Gajendra HaldeaGajendra Haldea has been closely associated with NHDP since its inception. He has been a vocal critic of how the programme has been executed so far. He spoke to BW on some of the contentious issues. Excerpts.

What went wrong with NHDP?
Unfortunately, NHAI does not have the capability to run PPP projects. About two years ago, the Cabinet had said NHAI should have a separate PPP cell. But nothing happened since. About 90 per cent of the GQ project was done through cash contracts. If these were done on PPP, Rs 30,000 to Rs 40,000 crore would have been saved. In fact, NHAI didn't follow the (successful) PPP model of the Jaipur-Kishangarh project in NHDP-II. If other projects were modelled on this, the story of highways would have been different. But things are improving now. The minister has set a target of 7,000 km, and given that all policies are in place, we can wipe out the past.

On MCA and your copyright claims...
The MCA attempts to strike a delicate balance between conflicting interests. However, out of over 300 pages, it is the two lines (on the copyright) that got attention. The copyright I claimed was just to prevent plagiarism. I don't get a single paise out of this. The MCA has evolved through a process of inter-ministerial discussions. Any amendment to that needs to follow the same route. There is nothing against amending MCA.


Sanjay Sethi, executive director and head of infrastructure, Kotak Investment Banking, says that it appears that for the first two years of the previous UPA regime, the government had taken its eyes off the ball. And when NHAI started offering projects in 2007-08, market conditions had changed. Due to policy delays, about 30 road projects under GQ faced time overruns of over 60 months. In new programmes, the award of contracts was way beyond the targets.

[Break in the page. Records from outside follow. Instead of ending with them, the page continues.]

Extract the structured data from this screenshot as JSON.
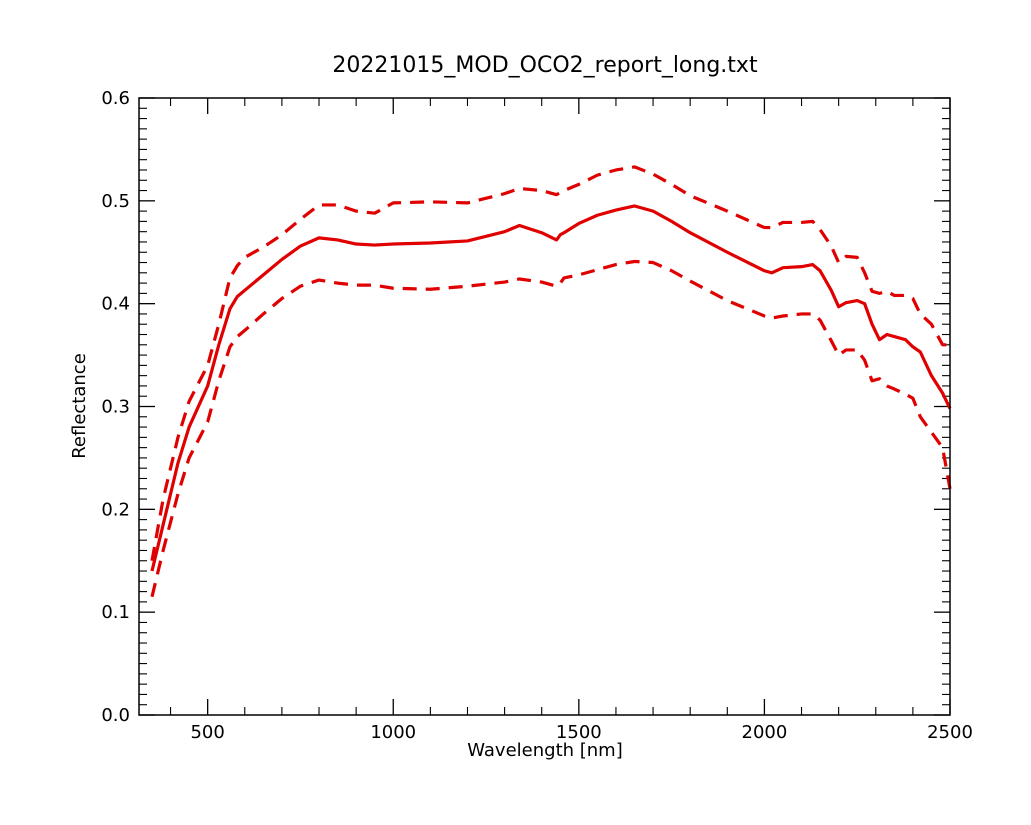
{
  "chart_data": {
    "type": "line",
    "title": "20221015_MOD_OCO2_report_long.txt",
    "xlabel": "Wavelength [nm]",
    "ylabel": "Reflectance",
    "xlim": [
      315,
      2500
    ],
    "ylim": [
      0.0,
      0.6
    ],
    "xticks": [
      500,
      1000,
      1500,
      2000,
      2500
    ],
    "xtick_labels": [
      "500",
      "1000",
      "1500",
      "2000",
      "2500"
    ],
    "yticks": [
      0.0,
      0.1,
      0.2,
      0.3,
      0.4,
      0.5,
      0.6
    ],
    "ytick_labels": [
      "0.0",
      "0.1",
      "0.2",
      "0.3",
      "0.4",
      "0.5",
      "0.6"
    ],
    "grid": false,
    "legend": "none",
    "color": "#e00000",
    "series": [
      {
        "style": "solid",
        "x": [
          350,
          380,
          420,
          450,
          500,
          530,
          560,
          580,
          600,
          650,
          700,
          750,
          800,
          850,
          900,
          950,
          1000,
          1100,
          1200,
          1300,
          1340,
          1400,
          1440,
          1450,
          1460,
          1500,
          1550,
          1600,
          1650,
          1700,
          1750,
          1800,
          1900,
          2000,
          2020,
          2050,
          2100,
          2130,
          2150,
          2180,
          2200,
          2220,
          2250,
          2270,
          2290,
          2310,
          2330,
          2350,
          2380,
          2400,
          2420,
          2450,
          2480,
          2500
        ],
        "y": [
          0.14,
          0.185,
          0.245,
          0.28,
          0.32,
          0.36,
          0.395,
          0.407,
          0.413,
          0.428,
          0.443,
          0.456,
          0.464,
          0.462,
          0.458,
          0.457,
          0.458,
          0.459,
          0.461,
          0.47,
          0.476,
          0.469,
          0.462,
          0.467,
          0.469,
          0.478,
          0.486,
          0.491,
          0.495,
          0.49,
          0.48,
          0.469,
          0.45,
          0.432,
          0.43,
          0.435,
          0.436,
          0.438,
          0.432,
          0.413,
          0.397,
          0.401,
          0.403,
          0.4,
          0.38,
          0.365,
          0.37,
          0.368,
          0.365,
          0.358,
          0.353,
          0.33,
          0.313,
          0.298
        ]
      },
      {
        "style": "dashed",
        "x": [
          350,
          380,
          420,
          450,
          500,
          530,
          560,
          580,
          600,
          650,
          700,
          750,
          800,
          850,
          900,
          950,
          1000,
          1100,
          1200,
          1300,
          1340,
          1400,
          1440,
          1450,
          1460,
          1500,
          1550,
          1600,
          1650,
          1700,
          1750,
          1800,
          1900,
          2000,
          2020,
          2050,
          2100,
          2130,
          2150,
          2180,
          2200,
          2220,
          2250,
          2270,
          2290,
          2310,
          2330,
          2350,
          2380,
          2400,
          2420,
          2450,
          2480,
          2500
        ],
        "y": [
          0.15,
          0.21,
          0.27,
          0.305,
          0.34,
          0.38,
          0.425,
          0.437,
          0.445,
          0.455,
          0.467,
          0.482,
          0.496,
          0.496,
          0.49,
          0.488,
          0.498,
          0.499,
          0.498,
          0.507,
          0.512,
          0.51,
          0.506,
          0.508,
          0.51,
          0.516,
          0.525,
          0.53,
          0.533,
          0.526,
          0.516,
          0.505,
          0.49,
          0.474,
          0.474,
          0.479,
          0.479,
          0.48,
          0.472,
          0.456,
          0.44,
          0.446,
          0.445,
          0.43,
          0.412,
          0.41,
          0.412,
          0.408,
          0.408,
          0.405,
          0.39,
          0.38,
          0.36,
          0.36
        ]
      },
      {
        "style": "dashed",
        "x": [
          350,
          380,
          420,
          450,
          500,
          530,
          560,
          580,
          600,
          650,
          700,
          750,
          800,
          850,
          900,
          950,
          1000,
          1100,
          1200,
          1300,
          1340,
          1400,
          1440,
          1450,
          1460,
          1500,
          1550,
          1600,
          1650,
          1700,
          1750,
          1800,
          1900,
          2000,
          2020,
          2050,
          2100,
          2130,
          2150,
          2180,
          2200,
          2220,
          2250,
          2270,
          2290,
          2310,
          2330,
          2350,
          2380,
          2400,
          2420,
          2450,
          2480,
          2500
        ],
        "y": [
          0.115,
          0.16,
          0.215,
          0.25,
          0.285,
          0.325,
          0.358,
          0.368,
          0.374,
          0.39,
          0.405,
          0.417,
          0.423,
          0.42,
          0.418,
          0.418,
          0.415,
          0.414,
          0.417,
          0.421,
          0.424,
          0.421,
          0.417,
          0.42,
          0.425,
          0.428,
          0.433,
          0.438,
          0.441,
          0.44,
          0.432,
          0.422,
          0.403,
          0.388,
          0.386,
          0.388,
          0.39,
          0.39,
          0.384,
          0.364,
          0.35,
          0.355,
          0.355,
          0.345,
          0.325,
          0.327,
          0.32,
          0.317,
          0.312,
          0.308,
          0.29,
          0.275,
          0.26,
          0.22
        ]
      }
    ]
  }
}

In NHDP II, the achievement for two consecutive years was barely 3 to 5 per cent. And NHAI was barely able to meet 50 per cent of the target of project completion. Besides, NHAI saw as many as five chairmen in five years. Reason: non-performance! Baalu says the changes were necessary. He says in one instance the chairman arrived 35 minutes late for a parliamentary committee meeting.

The Toll And The Way Forward
In a key policy shift, Nath says "projects that are tollable, will be tolled. Those that are not tollable, will not be". Initially, all projects had to bid on the basis of tolls. So, the new move will cut the time taken to bid for projects. But much of this depends on the progress made in award of contract, as there is a huge time lag from the date a project is identified to the date it is awarded. No project was offered in 2007-08 due to legal disputes. Atul Punj, chairman of Punj Lloyd, says NHAI should check unrealistic bidding by contractors, but Sethi says that once a clutch of developers has passed the RFQ stage, but does not finally win the project, these developers should be allowed to participate in price bids for other projects, without having to go through the RFQ process again.

All this is just the tip of the iceberg. States' cooperation in developing NHDP is also vital. Nath plans to link the release of funds to states, from the central road fund, to their role in expediting clearances. Nath has also asked investors to come up with suggestions to make NHDP more investor-friendly. One suggestion, by Ajit Gulabchand, chairman of HCC, is to have a fast dispute resolution system. But here are some hard facts. Even if a few projects are awarded today, they would take more than a year to start. Since no works were awarded for close to a year, expect no fresh roads for two years.